Positive anymore
Positive anymore is the use of the adverb anymore in an affirmative context. While any more is typically a negative/interrogative polarity item used in negative, interrogative, or hypothetical contexts, speakers of some dialects of English use it in positive or affirmative contexts, with a meaning similar to nowadays or from now on. The difference between negative anymore and positive anymore can be characterized as follows:
- Negative: "I don't eat meat anymore" → "I used to eat meat, and I don't now"
- Positive: "I eat meat anymore" → "I didn't eat meat before, and I do now"
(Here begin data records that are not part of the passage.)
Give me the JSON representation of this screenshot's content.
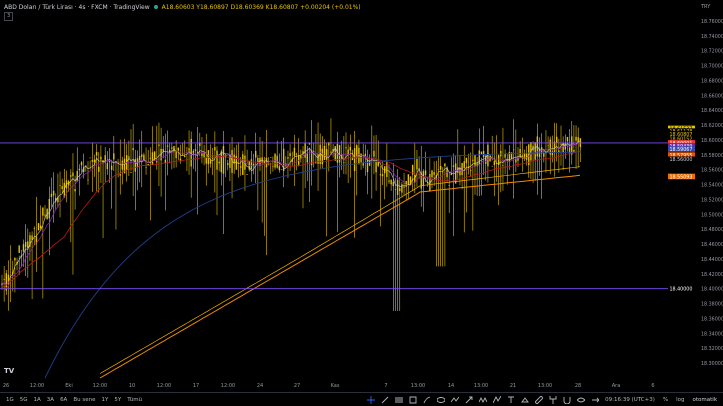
{
  "header": {
    "title": "ABD Doları / Türk Lirası · 4s · FXCM · TradingView",
    "ohlc": "A18.60603  Y18.60897  D18.60369  K18.60807  +0.00204 (+0.01%)",
    "sub": "3"
  },
  "chart_data": {
    "type": "candlestick",
    "currency": "TRY",
    "ylim": [
      18.28,
      18.78
    ],
    "yticks": [
      "18.76000",
      "18.74000",
      "18.72000",
      "18.70000",
      "18.68000",
      "18.66000",
      "18.64000",
      "18.62000",
      "18.60000",
      "18.58000",
      "18.56000",
      "18.54000",
      "18.52000",
      "18.50000",
      "18.48000",
      "18.46000",
      "18.44000",
      "18.42000",
      "18.40000",
      "18.38000",
      "18.36000",
      "18.34000",
      "18.32000",
      "18.30000"
    ],
    "xticks": [
      {
        "label": "26",
        "x": 6
      },
      {
        "label": "12:00",
        "x": 37
      },
      {
        "label": "Eki",
        "x": 69
      },
      {
        "label": "12:00",
        "x": 100
      },
      {
        "label": "10",
        "x": 132
      },
      {
        "label": "12:00",
        "x": 164
      },
      {
        "label": "17",
        "x": 196
      },
      {
        "label": "12:00",
        "x": 228
      },
      {
        "label": "24",
        "x": 260
      },
      {
        "label": "27",
        "x": 297
      },
      {
        "label": "Kas",
        "x": 335
      },
      {
        "label": "7",
        "x": 386
      },
      {
        "label": "13:00",
        "x": 418
      },
      {
        "label": "14",
        "x": 451
      },
      {
        "label": "13:00",
        "x": 481
      },
      {
        "label": "21",
        "x": 513
      },
      {
        "label": "13:00",
        "x": 545
      },
      {
        "label": "28",
        "x": 578
      },
      {
        "label": "Ara",
        "x": 616
      },
      {
        "label": "6",
        "x": 653
      }
    ],
    "horizontal_lines": [
      18.596,
      18.4
    ],
    "price_labels": [
      {
        "value": "18.61537",
        "price": 18.6154,
        "bg": "#e6c400",
        "fg": "#000"
      },
      {
        "value": "18.61178",
        "price": 18.6118,
        "bg": "#000",
        "fg": "#e6c400"
      },
      {
        "value": "18.60807",
        "price": 18.6081,
        "bg": "#000",
        "fg": "#e6c400"
      },
      {
        "value": "18.60152",
        "price": 18.6015,
        "bg": "#000",
        "fg": "#e6c400"
      },
      {
        "value": "18.60001",
        "price": 18.596,
        "bg": "#e53935",
        "fg": "#fff"
      },
      {
        "value": "18.59439",
        "price": 18.592,
        "bg": "#7b1fa2",
        "fg": "#fff"
      },
      {
        "value": "18.59067",
        "price": 18.5878,
        "bg": "#3949ab",
        "fg": "#fff"
      },
      {
        "value": "18.57955",
        "price": 18.5796,
        "bg": "#e65100",
        "fg": "#fff"
      },
      {
        "value": "18.56000",
        "price": 18.574,
        "bg": "#000",
        "fg": "#d1d4dc"
      },
      {
        "value": "18.55093",
        "price": 18.5509,
        "bg": "#ef6c00",
        "fg": "#fff"
      },
      {
        "value": "18.40000",
        "price": 18.4,
        "bg": "#000",
        "fg": "#fff"
      }
    ],
    "colors": {
      "candles": "#e6c400",
      "ma_fast": "#c8c8c8",
      "ma_mid": "#8e24aa",
      "ma_red": "#b71c1c",
      "ma_blue": "#1e3f8f",
      "ma_orange": "#ef8a00",
      "hline": "#7c4dff"
    }
  },
  "toolbar": {
    "timeframes": [
      "1G",
      "5G",
      "1A",
      "3A",
      "6A",
      "Bu sene",
      "1Y",
      "5Y",
      "Tümü"
    ],
    "tools": [
      "crosshair-icon",
      "line-icon",
      "fib-icon",
      "rect-icon",
      "brush-icon",
      "ellipse-icon",
      "path-icon",
      "arrow-icon",
      "zigzag-icon",
      "pattern-icon",
      "text-icon",
      "measure-icon",
      "ruler-icon",
      "pitchfork-icon",
      "magnet-icon",
      "eye-icon",
      "ray-icon"
    ],
    "time": "09:16:39 (UTC+3)",
    "pct": "%",
    "log": "log",
    "auto": "otomatik"
  }
}
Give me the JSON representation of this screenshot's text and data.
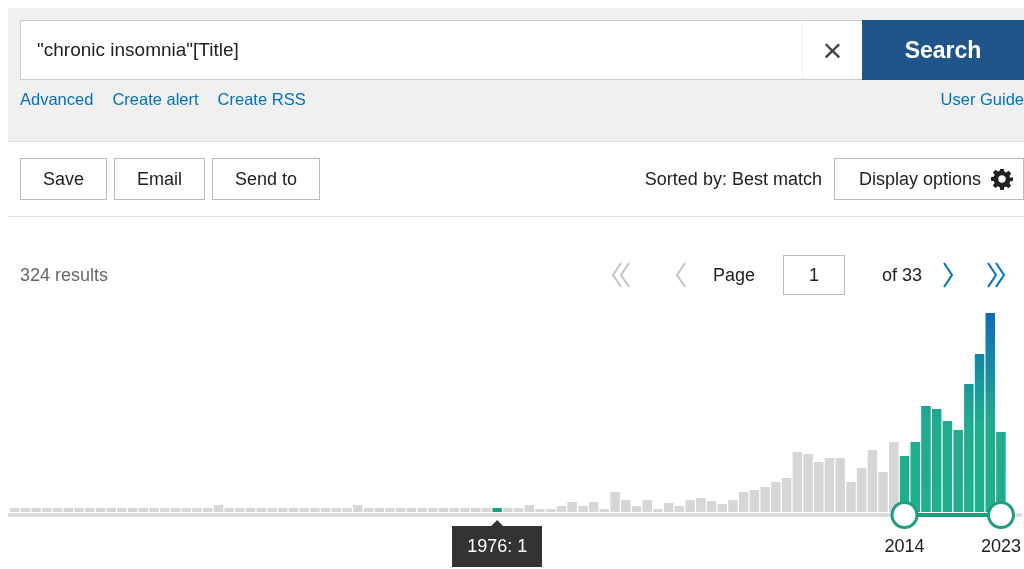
{
  "search": {
    "value": "\"chronic insomnia\"[Title]",
    "clear_icon": "×",
    "button": "Search"
  },
  "links": [
    {
      "label": "Advanced"
    },
    {
      "label": "Create alert"
    },
    {
      "label": "Create RSS"
    }
  ],
  "help_link": "User Guide",
  "actions": [
    "Save",
    "Email",
    "Send to"
  ],
  "sort": "Sorted by: Best match",
  "display_options": "Display options",
  "results": {
    "count": "324 results",
    "page_label": "Page",
    "page": "1",
    "of": "of 33"
  },
  "pager": [
    {
      "kind": "first",
      "disabled": true
    },
    {
      "kind": "prev",
      "disabled": true
    },
    {
      "kind": "next",
      "disabled": false
    },
    {
      "kind": "last",
      "disabled": false
    }
  ],
  "timeline": {
    "tooltip": "1976: 1",
    "range_start": "2014",
    "range_end": "2023"
  }
}
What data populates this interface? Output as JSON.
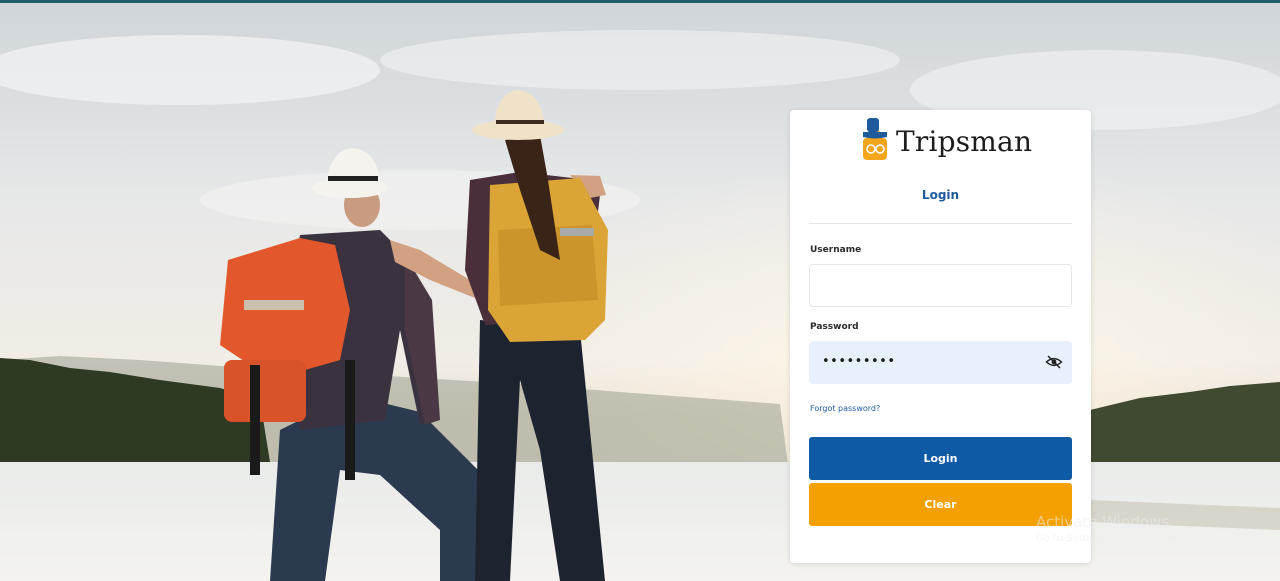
{
  "app": {
    "brand_name": "Tripsman",
    "page_title": "Login"
  },
  "form": {
    "username_label": "Username",
    "username_value": "",
    "password_label": "Password",
    "password_value": "•••••••••",
    "forgot_password": "Forgot password?",
    "login_button": "Login",
    "clear_button": "Clear"
  },
  "watermark": {
    "title": "Activate Windows",
    "subtitle": "Go to Settings to activate Windows."
  },
  "colors": {
    "primary": "#0e5aa5",
    "accent": "#f4a100",
    "title_blue": "#1e5a9c",
    "password_bg": "#e8f0fe"
  },
  "icons": {
    "logo": "suitcase-with-hat-icon",
    "password_toggle": "eye-slash-icon"
  }
}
Regarding prescriptive recommendations on usage, Garner's Modern English Usage echoes the typical prescription that it not be used in writing intended to meet approval with prescriptive readers, scoring it as "misused" and Stage 1 on Garner's Language-Change Index : "In a linguistic study of Missourians, informants considered this dialectal usage 'well established, though controversial.' That means that the informants were all familiar with it, but many didn't like it. The findings would probably hold throughout most of the United States." Both Merriam-Webster's Collegiate Dictionary and the American Heritage Dictionary of the English Language have usage notes covering the positive use and its distribution.
Some linguists theorize that the North American usage derives from Irish or Scots-Irish sources.
Examples
The following examples illustrate the use of positive anymore in Irish or North American English speech, as recorded by lexicographers or sociolinguists.- "A servant being instructed how to act, will answer 'I will do it any more'."
- "Any more, the difference between a white collar worker and a blue collar worker is simply a matter of shirt preference."
- "Everything we do anymore seems to have been done in a big hurry."
- "I'll be getting six or seven days' holiday anymore."
- "Anymore we watch videos rather than go to the movies."